Borough President and Democratic mayoral nominee Eric Adams announced his support for the Gowanus Rezoning on Friday, as the neighborhood-wide scheme snakes its way through the city’s land-use change process.
Adams, whose say as borough president is advisory, but whose influence as the presumed mayor-to-be is significant, hinged his support on the millions of dollars in capital improvements needed in the area’s public housing complexes, the Gowanus Houses and the Wyckoff Gardens.
“This is about investing in public housing,” Adams said. “Buildings cannot go up around NYCHA developments while residents see their futures go down.”
The beep made his announcement at the Gowanus Houses New York City Housing Authority development in Gowanus, alongside tenant leaders.
Adams’ advisory approval requires the rezoning plan to include full funding for capital improvements at both developments, with a ballpark estimate of $274 million in funding needed.
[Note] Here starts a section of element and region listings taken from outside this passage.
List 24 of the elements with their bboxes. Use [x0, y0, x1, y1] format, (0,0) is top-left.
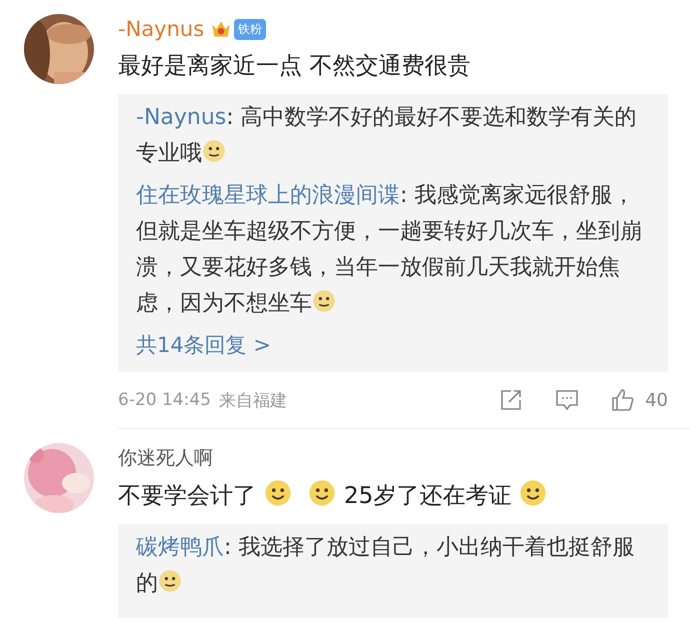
comment-text: 最好是离家近一点 不然交通费很贵 — [118, 52, 472, 81]
comment-text: 不要学会计了 25岁了还在考证 — [118, 479, 668, 512]
reply-text: 住在玫瑰星球上的浪漫间谍: 我感觉离家远很舒服，但就是坐车超级不方便，一趟要转好几次车，坐到崩溃，又要花好多钱，当年一放假前几天我就开始焦虑，因为不想坐车 — [136, 182, 643, 318]
comment-location: 来自福建 — [218, 390, 287, 412]
share-icon[interactable] — [499, 388, 524, 412]
like-count: 40 — [645, 390, 668, 410]
reply-text: 碳烤鸭爪: 我选择了放过自己，小出纳干着也挺舒服的 — [136, 534, 636, 598]
reply-author-link[interactable]: 碳烤鸭爪 — [136, 535, 224, 560]
emoji-icon — [519, 479, 548, 507]
reply-author-link[interactable]: 住在玫瑰星球上的浪漫间谍 — [136, 183, 400, 208]
fan-badge: 铁粉 — [234, 18, 266, 40]
emoji-icon — [312, 289, 336, 313]
reply-text: -Naynus: 高中数学不好的最好不要选和数学有关的专业哦 — [136, 104, 638, 168]
emoji-icon — [308, 479, 336, 507]
like-icon[interactable] — [611, 388, 636, 412]
comment-time: 6-20 14:45 — [118, 390, 211, 410]
emoji-icon — [264, 479, 292, 507]
username[interactable]: -Naynus — [118, 17, 204, 41]
username[interactable]: 你迷死人啊 — [118, 445, 213, 471]
more-replies-link[interactable]: 共14条回复 > — [136, 328, 650, 362]
emoji-icon — [202, 139, 226, 163]
comment-icon[interactable] — [555, 388, 580, 412]
reply-author-link[interactable]: -Naynus — [136, 105, 226, 130]
emoji-icon — [158, 569, 182, 593]
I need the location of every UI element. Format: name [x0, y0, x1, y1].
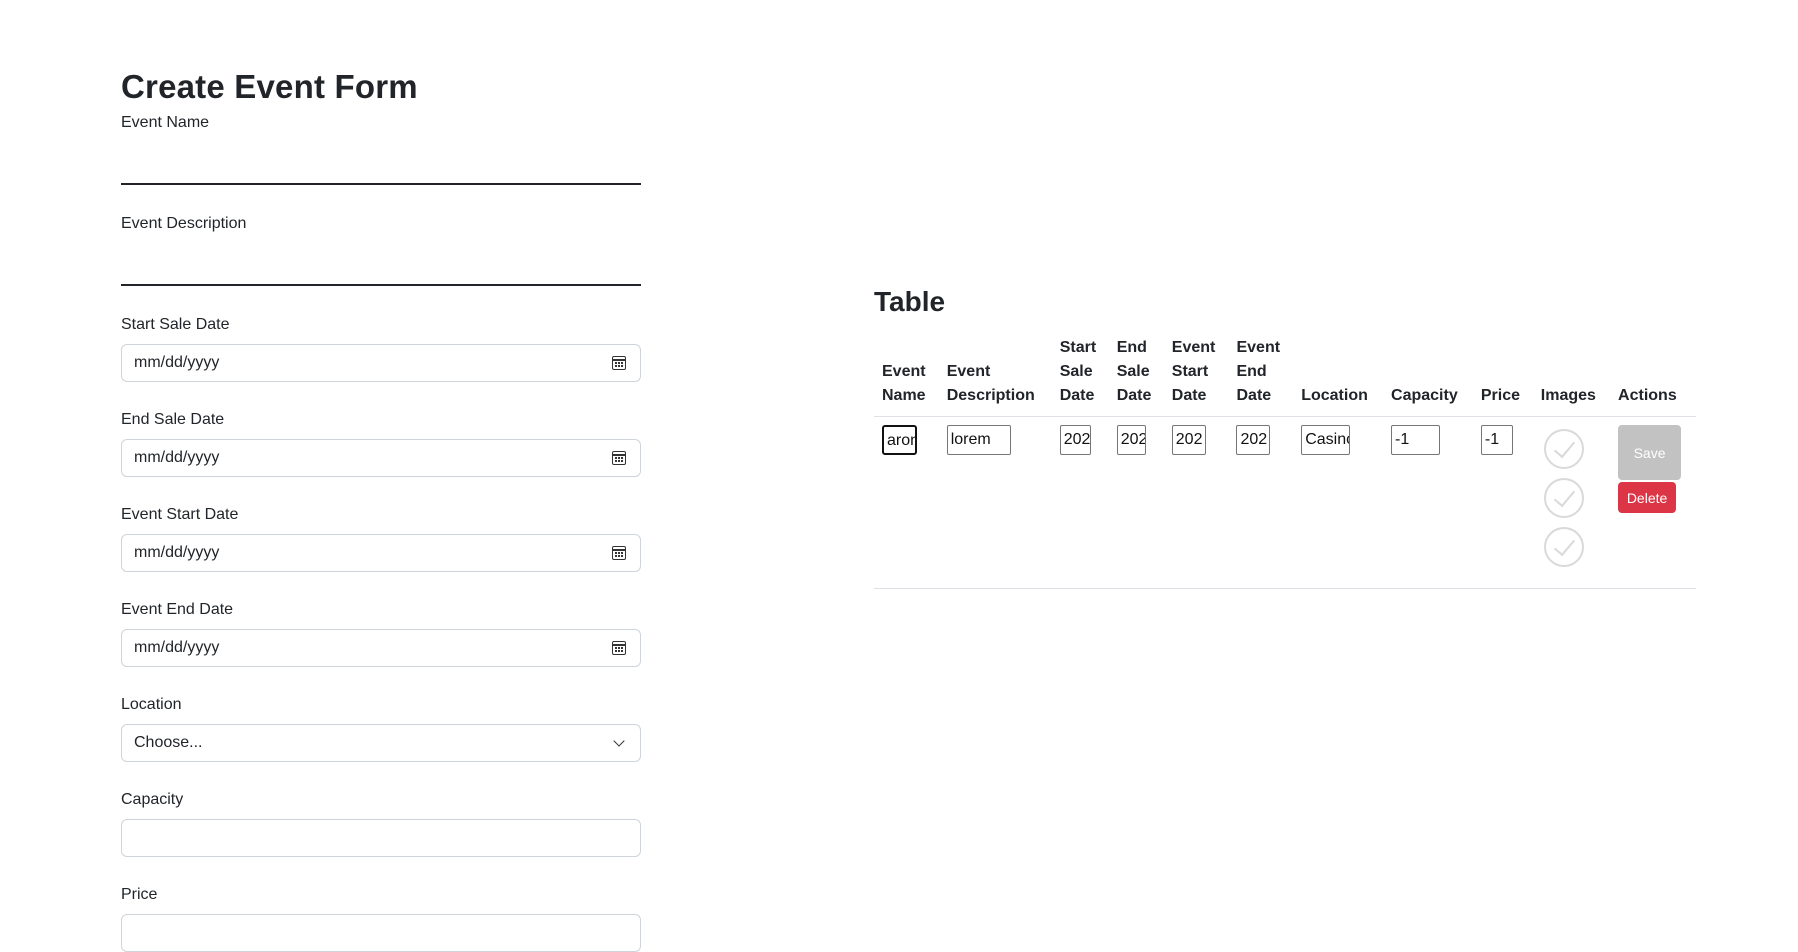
th-start-sale-date-line: Sale: [1059, 363, 1093, 380]
cell-start-sale-date: 202: [1051, 416, 1109, 589]
th-event-name-line: Name: [882, 387, 926, 404]
event-start-date-placeholder: mm/dd/yyyy: [134, 544, 220, 561]
th-end-sale-date-line: Sale: [1116, 363, 1150, 380]
save-button[interactable]: Save: [1618, 425, 1682, 480]
cell-location: Casino: [1293, 416, 1384, 589]
event-name-label: Event Name: [121, 114, 210, 131]
end-sale-date-label: End Sale Date: [121, 411, 225, 428]
cell-event-start-date: 202: [1163, 416, 1229, 589]
location-select[interactable]: Choose...: [121, 724, 641, 762]
check-circle-icon[interactable]: [1543, 429, 1584, 469]
cell-event-end-date: 202: [1228, 416, 1294, 589]
th-event-start-date-line: Event: [1171, 339, 1216, 356]
events-table: Event Name Event Description Start Sale …: [874, 336, 1696, 589]
delete-button[interactable]: Delete: [1618, 482, 1677, 513]
th-event-description: Event Description: [938, 336, 1052, 417]
start-sale-date-placeholder: mm/dd/yyyy: [134, 354, 220, 371]
row-location-input[interactable]: Casino: [1301, 425, 1351, 455]
capacity-input[interactable]: [121, 819, 641, 857]
cell-actions: Save Delete: [1610, 416, 1696, 589]
event-name-input[interactable]: [121, 145, 641, 185]
end-sale-date-input[interactable]: mm/dd/yyyy: [121, 439, 641, 477]
end-sale-date-placeholder: mm/dd/yyyy: [134, 449, 220, 466]
event-end-date-placeholder: mm/dd/yyyy: [134, 639, 220, 656]
check-circle-icon[interactable]: [1543, 478, 1584, 518]
th-actions: Actions: [1610, 336, 1696, 417]
th-event-end-date-line: End: [1236, 363, 1267, 380]
form-title: Create Event Form: [121, 68, 418, 105]
th-event-name-line: Event: [882, 363, 926, 380]
th-event-description-line: Event: [946, 363, 991, 380]
th-actions-line: Actions: [1618, 387, 1677, 404]
event-start-date-label: Event Start Date: [121, 506, 239, 523]
event-end-date-label: Event End Date: [121, 601, 234, 618]
cell-images: [1532, 416, 1611, 589]
cell-end-sale-date: 202: [1108, 416, 1164, 589]
event-description-label: Event Description: [121, 215, 247, 232]
th-event-start-date-line: Date: [1171, 387, 1207, 404]
event-end-date-input[interactable]: mm/dd/yyyy: [121, 629, 641, 667]
row-start-sale-date-input[interactable]: 202: [1059, 425, 1091, 455]
row-event-start-date-input[interactable]: 202: [1171, 425, 1206, 455]
th-start-sale-date-line: Start: [1059, 339, 1097, 356]
th-price: Price: [1472, 336, 1533, 417]
location-selected-value: Choose...: [134, 734, 203, 751]
calendar-icon[interactable]: [612, 546, 626, 560]
th-end-sale-date-line: End: [1116, 339, 1147, 356]
event-description-input[interactable]: [121, 246, 641, 286]
th-location-line: Location: [1301, 387, 1368, 404]
cell-capacity: -1: [1383, 416, 1473, 589]
th-event-start-date-line: Start: [1171, 363, 1209, 380]
th-event-start-date: Event Start Date: [1163, 336, 1229, 417]
th-images: Images: [1532, 336, 1611, 417]
price-label: Price: [121, 886, 158, 903]
chevron-down-icon: [613, 735, 625, 747]
th-start-sale-date-line: Date: [1059, 387, 1095, 404]
row-event-name-input[interactable]: aron: [882, 425, 917, 455]
calendar-icon[interactable]: [612, 641, 626, 655]
calendar-icon[interactable]: [612, 356, 626, 370]
table-title: Table: [874, 286, 946, 317]
row-capacity-input[interactable]: -1: [1391, 425, 1441, 455]
start-sale-date-input[interactable]: mm/dd/yyyy: [121, 344, 641, 382]
th-event-end-date: Event End Date: [1228, 336, 1294, 417]
th-event-end-date-line: Date: [1236, 387, 1272, 404]
th-event-description-line: Description: [946, 387, 1035, 404]
event-start-date-input[interactable]: mm/dd/yyyy: [121, 534, 641, 572]
th-event-name: Event Name: [874, 336, 939, 417]
row-end-sale-date-input[interactable]: 202: [1116, 425, 1146, 455]
table-row: aron lorem 202 202 202 202 Casino -1 -1 …: [874, 416, 1696, 589]
location-label: Location: [121, 696, 182, 713]
row-price-input[interactable]: -1: [1480, 425, 1513, 455]
table-header-row: Event Name Event Description Start Sale …: [874, 336, 1696, 417]
price-input[interactable]: [121, 914, 641, 952]
th-images-line: Images: [1540, 387, 1596, 404]
start-sale-date-label: Start Sale Date: [121, 316, 230, 333]
create-event-form: Create Event Form Event Name Event Descr…: [121, 62, 641, 952]
th-location: Location: [1293, 336, 1384, 417]
events-table-section: Table Event Name Event Description Start…: [874, 280, 1696, 589]
calendar-icon[interactable]: [612, 451, 626, 465]
th-capacity-line: Capacity: [1391, 387, 1458, 404]
th-start-sale-date: Start Sale Date: [1051, 336, 1109, 417]
th-end-sale-date-line: Date: [1116, 387, 1152, 404]
th-capacity: Capacity: [1383, 336, 1473, 417]
row-event-end-date-input[interactable]: 202: [1236, 425, 1271, 455]
cell-price: -1: [1472, 416, 1533, 589]
th-event-end-date-line: Event: [1236, 339, 1281, 356]
capacity-label: Capacity: [121, 791, 184, 808]
cell-event-name: aron: [874, 416, 939, 589]
check-circle-icon[interactable]: [1543, 527, 1584, 567]
row-event-description-input[interactable]: lorem: [946, 425, 1011, 455]
th-end-sale-date: End Sale Date: [1108, 336, 1164, 417]
th-price-line: Price: [1480, 387, 1520, 404]
cell-event-description: lorem: [938, 416, 1052, 589]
If the city is unable to come up with $274 million, Borough Hall recommended that the maximum heights and density for some of the rezoning area be capped at 145 feet, unless developers purchase air rights from the area’s NYCHA developments.
“New York City is always changing, but every once in a while we need a sea change — and that’s what I believe we are embracing now,” Adams said.
Adams, who ran and won a mayoral campaign that focused on working-class communities of color in the outer boroughs, indicated during the press conference that his administration could support similar projects in the future, that see NYCHA developments boosted through tax revenues from private developments in their area.
The 82-block rezoning proposal would allow for residential development in the largely industrial neighborhood while preserving some of the industrial uses the neighborhood has long been home to.
The rezoning has earned the conditional support of local Community Board 6, with money for NYCHA repairs among the paramount conditions the board said the city must meet.
“It’s great to see Borough President Adams emphasize the importance of NYCHA funding and so many other of the conditions we’ve emphasized throughout the Gowanus Rezoning Process,” said Community Board 6 District Manager Mike Racioppo.
Gowanus Councilmember Brad Lander, who has the most sway over the rezoning as the representative of the area and with the practice of member deference in mind, has said he will not approve the rezoning if adequate funding for NYCHA is not included.
“I’m going to use [the community board’s recommendation] and the borough president’s recommendation as my marching orders,” Lander said on Friday.
According to Lander, the city has proposed three different funding packages, all between $40 and $50 million, which the councilmember slammed as inadequate during a June press conference.
According to City Hall’s own estimates, there are at least $132 million in capital funding needs at the Gowanus and Wyckoff developments. Residents say the buildings are in a constant state of disrepair, with some buildings recently going without gas for as long as six months.
Ed Tyree, the president of the Gowanus Houses tenant association, said the rezoning feels like a chance for NYCHA residents to finally exert some leverage over the city, after years of neglect.
“Nobody’s mentioned the housing authority for years,” Tyree said. “And because they don’t mention it we become invisible. Now we’re not invisible because people want what we have, so we’re not just giving that away.”